# Deer Creek/S. Turkey Creek Question



## TiBike (Aug 2, 2004)

Looking at doing a loop that would include up Deer Creek Canyon Rd. to S. Turkey Creek Rd. to back to 285 to Morrison. Is this wise in terms of traffic, etc.? What about the stretch on 285? Isn't that all highway or is their a bike worthy shoulder or path that I haven't noticed while driving. Seems like a Morrison to Deer Creek to S. Turkey back to Morrison would be a good loop. Thanks for your help!


----------



## CFBlue (Jun 28, 1999)

I did it about 5 or 6 years ago. I live north of Denver so I don't do much riding to the South. From what I remember Deer Creek and Turkey Creek weren't bad. Not much shoulder, but the traffic was okay. Hwy 285 was on the highway and not much shoulder considering the traffic. It was kind of freaky. I'm sure that those who ride it all the time would differ in opinion, but I'm not planning on riding it again.
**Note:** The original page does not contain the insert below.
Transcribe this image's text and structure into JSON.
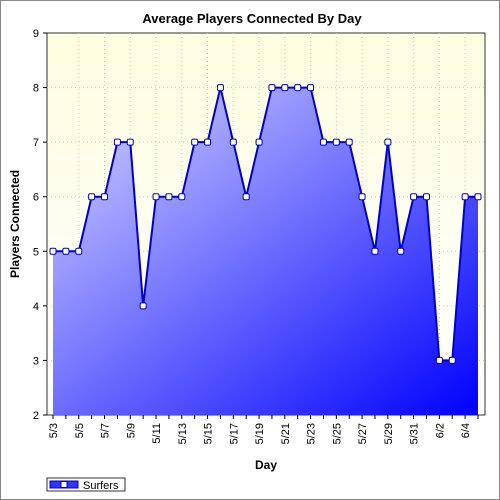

There are too many other rides (up north) that are great rides, with much less traffic.


----------



## ProudDaddy (Apr 19, 2006)

I would recommend crossing 285 about 100 yards past the end of S. Turkey Creek and taking Parmalee Gulch/Meyers Gulch Rd up to 74 and down into Morrison. I've done this ride several times and it has some real good fast downhill (+50mph on the decent of Meyers and nice curvy decent into Morrison). Not much shoulder or traffic on the Gulch, but more traffic on 74 (especially on weekends), although you can pretty much go as fast as the traffic so you shouldn't be passed much.


----------



## TiBike (Aug 2, 2004)

*Good call!!*

ProudDaddy: That's a great alternate! Thanks for bringing it to my attention. Wonder what the mileage is on that. Any idea?


----------



## CFBlue (Jun 28, 1999)

KarlW said:


> ProudDaddy: That's a great alternate! Thanks for bringing it to my attention. Wonder what the mileage is on that. Any idea?


Try Toporoute.com and it will give you the mileage and elevation profile.


----------



## TiBike (Aug 2, 2004)

41 miles. Thanks all!


----------